The trucking industry is becoming an increasingly competitive place to work. The North American Free Trade Agreement has created more opportunities for truckers throughout North America, and deregulation in interstate trucking has created competition in pricing and deadlines.
On some level, competition is essential in a market economy. As it relates to the trucking industry, however, competition can lead to dangers for travelers and truckers. In recent years, experts have raised concerns about safety and compliance in the industry.
One of the largest areas in which competition has become a safety concern is in the efficient delivery of goods. When it comes to transportation of goods, efficiency is synonymous with speed. The need to deliver goods quickly has become a safety issue, as big rig operators are more likely to drive above the posted speed limit or faster than they should in inclement weather. Speeding plays a large role in commercial vehicle accidents, and truckers shouldn’t feel pressure from deadlines that are too tight.

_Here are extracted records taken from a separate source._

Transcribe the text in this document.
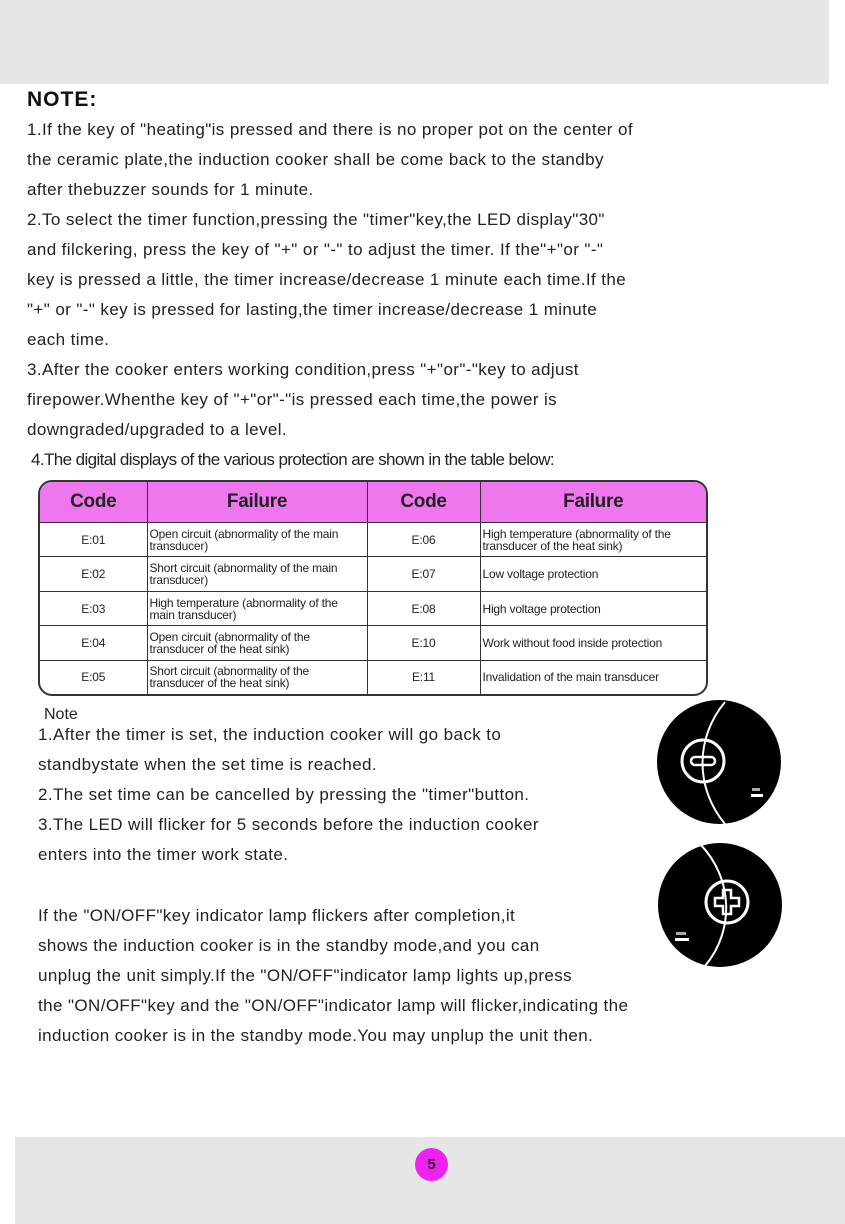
NOTE:
1.If the key of "heating"is pressed and there is no proper pot on the center of
the ceramic plate,the induction cooker shall be come back to the standby
after thebuzzer sounds for 1 minute.
2.To select the timer function,pressing the "timer"key,the LED display"30"
and filckering, press the key of "+" or "-" to adjust the timer. If the"+"or "-"
key is pressed a little, the timer increase/decrease 1 minute each time.If the
"+" or "-" key is pressed for lasting,the timer increase/decrease 1 minute
each time.
3.After the cooker enters working condition,press "+"or"-"key to adjust
firepower.Whenthe key of "+"or"-"is pressed each time,the power is
downgraded/upgraded to a level.
4.The digital displays of the various protection are shown in the table below:
Code	Failure	Code	Failure
E:01	Open circuit (abnormality of the main transducer)	E:06	High temperature (abnormality of the transducer of the heat sink)
E:02	Short circuit (abnormality of the main transducer)	E:07	Low voltage protection
E:03	High temperature (abnormality of the main transducer)	E:08	High voltage protection
E:04	Open circuit (abnormality of the transducer of the heat sink)	E:10	Work without food inside protection
E:05	Short circuit (abnormality of the transducer of the heat sink)	E:11	Invalidation of the main transducer
Note
1.After the timer is set, the induction cooker will go back to
standbystate when the set time is reached.
2.The set time can be cancelled by pressing the "timer"button.
3.The LED will flicker for 5 seconds before the induction cooker
enters into the timer work state.
If the "ON/OFF"key indicator lamp flickers after completion,it
shows the induction cooker is in the standby mode,and you can
unplug the unit simply.If the "ON/OFF"indicator lamp lights up,press
the "ON/OFF"key and the "ON/OFF"indicator lamp will flicker,indicating the
induction cooker is in the standby mode.You may unplup the unit then.
5
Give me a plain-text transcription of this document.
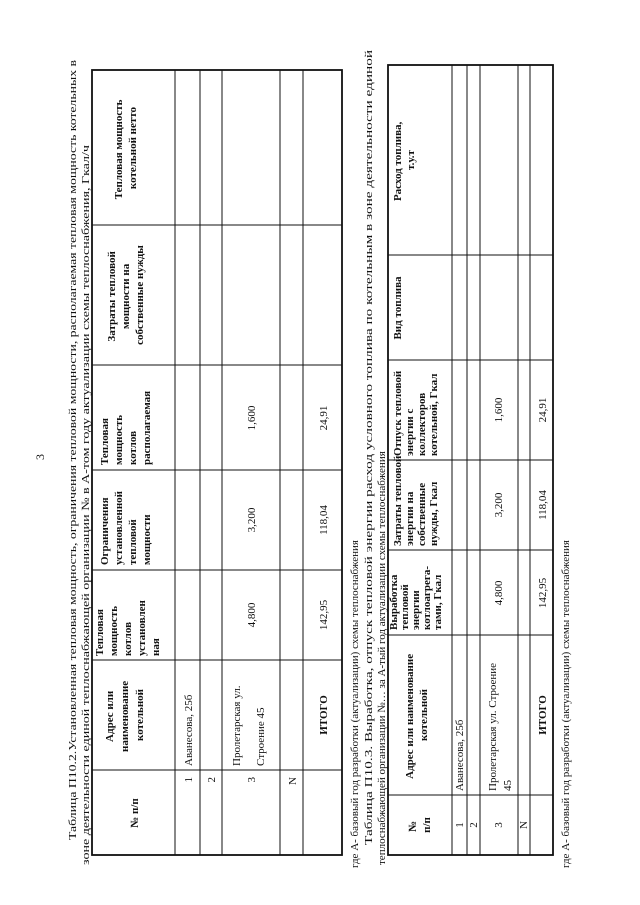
3 Таблица П10.2.Установленная тепловая мощность, ограничения тепловой мощности, располагаемая тепловая мощность котельных в зоне деятельности единой теплоснабжающей организации № в А-том году актуализации схемы теплоснабжения, Гкал/ч	№ п/п
Адрес или наименование котельной
Тепловая мощность котлов установлен ная
Ограничения установленной тепловой мощности
Тепловая мощность котлов располагаемая
Затраты тепловой мощности на собственные нужды
Тепловая мощность котельной нетто
1
Аванесова, 25б
2	3
Пролетарская ул. Строение 45
4,800
3,200
1,600
N
ИТОГО
142,95
118,04
24,91
где А- базовый год разработки (актуализации) схемы теплоснабжения Таблица П10.3. Выработка, отпуск тепловой энергии расход условного топлива по котельным в зоне деятельности единой теплоснабжающей организации №… за А-тый год актуализации схемы теплоснабжения № п/п
Адрес или наименование котельной
Выработка тепловой энергии котлоагрега- тами, Гкал
Затраты тепловой энергии на собственные нужды, Гкал
Отпуск тепловой энергии с коллекторов котельной, Гкал
Вид топлива
Расход топлива, т.у.т
1
Аванесова, 25б
2 3
Пролетарская ул. Строение 45
4,800
3,200
1,600
N
ИТОГО
142,95
118,04
24,91
где А- базовый год разработки (актуализации) схемы теплоснабжения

To make matters worse, the trucking industry now faces a shortage of qualified drivers. Employers are offering sign-up bonuses and better pay to those looking for a long-haul job. The shortage especially applies to interstate trucking, as these long trips don’t suit a family lifestyle. Even though companies offer powerful incentives to hire more commercial vehicle operators, the turnover rate for these jobs is high. If a long-haul driver on the road lacks experience and proper training it can create a dangerous scenario.
Driver fatigue plays a large role in accidents involving commercial motor vehicles. Trucking companies can theoretically gain an advantage by keeping drivers on the road longer. The Federal Motor Carrier Safety Administration sets strict guidelines for driver hours, which they must keep recorded in log books.
Currently, a driver must take breaks throughout a shift and cannot drive for more than 14 hours in a shift. It’s easy to see how breaking these regulations could lead to accidents for the sake of meeting a deadline.
Drivers also combat fatigue by turning to illicit or over-the-counter substances. These substances, like caffeine pills, energy drinks, and even cocaine and methamphetamine, lead to energy crashes that compound fatigue. They also have disastrous consequences when it comes to roadway safety.
In sum, the deregulation of the trucking industry has had unintended consequences – namely, an increasingly competitive landscape causing trucking companies to value profit over safety. Under pressure from their employers, truckers might drive too fast for prevailing conditions or even neglect their log books to gain a competitive edge. A trucker shortage compounds the problem, as companies struggle to retain and hire experienced drivers. Interstate commercial vehicle operators may lack the skill set or training to assure safety on our roadways.
Drivers must use caution when driving, but especially when sharing the road with commercial motor vehicles. Increased competition has had a negative effect on public safety.